S. 202, 211, 27 Sup. Ct. 488, 51 L. Ed. 771; York Mfg. Co. v. Cassell, 201 U. S. 344, 352, 26 Sup. Ct. 481, 50 L. Ed. 782; First National Bank v. Title & Trust Co., 198 U. S. 280, 289, 25 Sup. Ct. 693, 49 L. Ed. 1051. Of the cases decided under the present act which were cited by the petitioner none denies altogether to the court of bankruptcy a discretion to extend the time for entering an appearance and filing specifications in opposition to the bankrupt’s discharge. Some of them expressly recognize it. Under the act of 1867 (Act March 2, 1.867, c. 176, 14 Stat. 517) some cases held that the creditor’s right to appear in opposition to the discharge was extended automatically by a continuance of the hearing upon the discharge. In re Seabury, Fed. Cas. No. 12,573; In re Tallman, Fed. Cas. No. 13,740. As we dismiss this petition for revision upon other grounds,, we need not discuss the question thus suggested.

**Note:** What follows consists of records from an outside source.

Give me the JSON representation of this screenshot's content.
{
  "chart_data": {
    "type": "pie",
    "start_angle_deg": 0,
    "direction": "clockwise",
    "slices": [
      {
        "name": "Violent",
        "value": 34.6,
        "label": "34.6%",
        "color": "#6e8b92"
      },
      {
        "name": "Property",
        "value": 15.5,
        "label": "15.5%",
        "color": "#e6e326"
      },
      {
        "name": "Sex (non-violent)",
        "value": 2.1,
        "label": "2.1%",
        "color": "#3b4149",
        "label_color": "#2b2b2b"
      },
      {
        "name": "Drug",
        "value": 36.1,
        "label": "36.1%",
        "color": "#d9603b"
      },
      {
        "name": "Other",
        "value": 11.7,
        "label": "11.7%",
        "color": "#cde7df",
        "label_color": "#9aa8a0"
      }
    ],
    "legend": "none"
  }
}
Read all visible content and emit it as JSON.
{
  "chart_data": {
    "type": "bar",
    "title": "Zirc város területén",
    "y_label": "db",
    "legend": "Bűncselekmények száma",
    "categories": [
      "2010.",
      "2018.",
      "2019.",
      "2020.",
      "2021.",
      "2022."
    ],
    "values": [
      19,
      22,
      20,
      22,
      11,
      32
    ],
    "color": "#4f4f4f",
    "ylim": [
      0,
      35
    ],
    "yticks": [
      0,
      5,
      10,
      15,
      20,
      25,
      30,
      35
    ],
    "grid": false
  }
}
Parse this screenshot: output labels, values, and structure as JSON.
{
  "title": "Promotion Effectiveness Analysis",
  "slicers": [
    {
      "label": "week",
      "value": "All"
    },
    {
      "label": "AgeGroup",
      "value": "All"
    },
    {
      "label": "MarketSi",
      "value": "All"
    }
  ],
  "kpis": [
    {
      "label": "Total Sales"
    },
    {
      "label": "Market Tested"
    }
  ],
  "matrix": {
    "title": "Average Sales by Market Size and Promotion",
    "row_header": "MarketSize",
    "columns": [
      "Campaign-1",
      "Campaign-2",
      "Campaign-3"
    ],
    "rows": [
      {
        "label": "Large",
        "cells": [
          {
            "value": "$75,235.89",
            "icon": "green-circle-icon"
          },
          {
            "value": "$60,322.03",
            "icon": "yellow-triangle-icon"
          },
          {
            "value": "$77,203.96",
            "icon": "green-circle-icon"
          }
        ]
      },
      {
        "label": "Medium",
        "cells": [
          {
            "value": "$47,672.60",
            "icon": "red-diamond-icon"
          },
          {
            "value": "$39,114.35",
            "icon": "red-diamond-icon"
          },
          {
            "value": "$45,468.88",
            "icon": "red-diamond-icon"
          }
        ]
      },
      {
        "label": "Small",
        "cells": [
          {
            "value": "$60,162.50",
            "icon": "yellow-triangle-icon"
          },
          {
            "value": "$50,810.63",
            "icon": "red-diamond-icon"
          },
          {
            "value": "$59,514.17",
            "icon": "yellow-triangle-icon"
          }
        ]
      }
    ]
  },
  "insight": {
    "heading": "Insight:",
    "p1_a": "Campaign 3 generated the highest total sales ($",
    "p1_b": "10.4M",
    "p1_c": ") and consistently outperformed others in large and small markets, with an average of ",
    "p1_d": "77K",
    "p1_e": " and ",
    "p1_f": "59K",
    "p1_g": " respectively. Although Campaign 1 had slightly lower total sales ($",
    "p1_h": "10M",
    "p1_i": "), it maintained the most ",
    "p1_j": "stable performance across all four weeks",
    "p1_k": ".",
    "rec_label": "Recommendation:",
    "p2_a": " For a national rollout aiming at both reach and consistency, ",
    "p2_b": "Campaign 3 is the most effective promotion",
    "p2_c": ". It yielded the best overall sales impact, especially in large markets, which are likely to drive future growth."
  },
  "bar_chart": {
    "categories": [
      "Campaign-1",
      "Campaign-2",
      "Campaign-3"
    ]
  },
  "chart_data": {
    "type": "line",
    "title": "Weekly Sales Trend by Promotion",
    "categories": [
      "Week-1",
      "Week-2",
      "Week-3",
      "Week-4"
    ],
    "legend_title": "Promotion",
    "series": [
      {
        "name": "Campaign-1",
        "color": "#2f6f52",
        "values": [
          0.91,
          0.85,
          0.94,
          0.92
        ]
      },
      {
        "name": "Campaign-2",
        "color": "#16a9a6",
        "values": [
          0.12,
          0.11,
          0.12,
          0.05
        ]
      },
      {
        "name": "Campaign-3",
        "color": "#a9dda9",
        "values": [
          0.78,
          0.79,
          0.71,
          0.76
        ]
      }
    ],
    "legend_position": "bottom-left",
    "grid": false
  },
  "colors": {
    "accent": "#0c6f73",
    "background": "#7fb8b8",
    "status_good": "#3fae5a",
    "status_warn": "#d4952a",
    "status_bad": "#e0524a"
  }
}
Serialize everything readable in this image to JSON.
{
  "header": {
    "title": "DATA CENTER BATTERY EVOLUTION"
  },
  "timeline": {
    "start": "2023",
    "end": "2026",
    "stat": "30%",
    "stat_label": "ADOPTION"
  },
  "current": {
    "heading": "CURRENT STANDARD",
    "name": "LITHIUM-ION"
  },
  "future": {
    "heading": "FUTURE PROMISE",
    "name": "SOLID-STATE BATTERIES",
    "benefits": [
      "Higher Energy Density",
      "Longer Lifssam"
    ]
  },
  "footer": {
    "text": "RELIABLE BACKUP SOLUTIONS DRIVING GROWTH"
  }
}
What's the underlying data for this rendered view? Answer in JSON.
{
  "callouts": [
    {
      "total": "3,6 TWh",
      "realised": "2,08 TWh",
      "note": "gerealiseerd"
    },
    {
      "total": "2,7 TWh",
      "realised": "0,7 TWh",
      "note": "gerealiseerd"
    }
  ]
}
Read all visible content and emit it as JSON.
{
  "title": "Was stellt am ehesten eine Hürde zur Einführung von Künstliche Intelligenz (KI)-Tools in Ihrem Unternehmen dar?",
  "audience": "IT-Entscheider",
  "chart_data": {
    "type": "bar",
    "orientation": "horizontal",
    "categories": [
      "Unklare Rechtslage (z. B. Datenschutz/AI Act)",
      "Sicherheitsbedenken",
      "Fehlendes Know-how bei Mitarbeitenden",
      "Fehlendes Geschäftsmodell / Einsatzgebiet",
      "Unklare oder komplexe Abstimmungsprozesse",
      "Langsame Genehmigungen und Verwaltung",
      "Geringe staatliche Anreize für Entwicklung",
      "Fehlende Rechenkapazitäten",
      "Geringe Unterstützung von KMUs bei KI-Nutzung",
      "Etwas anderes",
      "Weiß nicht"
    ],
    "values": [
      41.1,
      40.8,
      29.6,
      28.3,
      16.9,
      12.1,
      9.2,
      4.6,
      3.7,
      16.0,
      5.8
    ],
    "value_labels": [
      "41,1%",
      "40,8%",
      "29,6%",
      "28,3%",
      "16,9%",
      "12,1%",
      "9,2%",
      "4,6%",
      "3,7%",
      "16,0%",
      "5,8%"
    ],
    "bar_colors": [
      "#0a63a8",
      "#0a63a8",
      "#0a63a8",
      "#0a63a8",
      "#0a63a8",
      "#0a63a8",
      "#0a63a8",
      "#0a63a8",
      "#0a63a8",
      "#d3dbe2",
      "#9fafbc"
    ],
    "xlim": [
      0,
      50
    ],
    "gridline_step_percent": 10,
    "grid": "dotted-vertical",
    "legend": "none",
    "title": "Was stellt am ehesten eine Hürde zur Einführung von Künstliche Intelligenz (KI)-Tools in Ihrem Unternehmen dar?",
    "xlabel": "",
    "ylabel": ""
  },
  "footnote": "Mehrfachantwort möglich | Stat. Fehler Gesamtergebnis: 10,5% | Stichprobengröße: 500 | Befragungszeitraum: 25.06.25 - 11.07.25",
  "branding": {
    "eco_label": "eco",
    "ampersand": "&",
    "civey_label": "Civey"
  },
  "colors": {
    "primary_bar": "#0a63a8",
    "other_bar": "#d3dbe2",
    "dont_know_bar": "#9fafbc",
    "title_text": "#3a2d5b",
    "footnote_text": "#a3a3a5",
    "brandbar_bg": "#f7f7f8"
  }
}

It is true that the bankruptcy act of 1898 seeks a speedy procedure in all matters, including discharge; so did the act of 1867. Wiswall v. Campbell, 93 U. S. 347, 350, 23 L. Ed. 923. Section 14 of the present act is careful to prescribe a hearing upon the application for discharge wherein all parties interested may have opportunity to be heard. “The judge shall hear the application for a discharge, and such proofs and pleas as may be made in opposition thereto by parties in interest, at such time as will give parties in interest a reasonable opportunity to be fully heard, and investigate the merits of the application, and discharge the applicant unless he has” done certain things. This is language somewhat unusual, in that it requires the judge to make investigation for himself, as well as to hear the parties in interest. To this end, the referee is required in the Massachusetts district to make investigation and to report to the judge concerning discharge, whether objections are entered by a creditor or not. The language above quoted does not precisely cover the point here raised, but it Suggests that the independent investigation by the judge may be assisted in his discretion by the admission of creditors to state their objections.
Let there be a decree that the petition be dismissed, with costs for the respondent.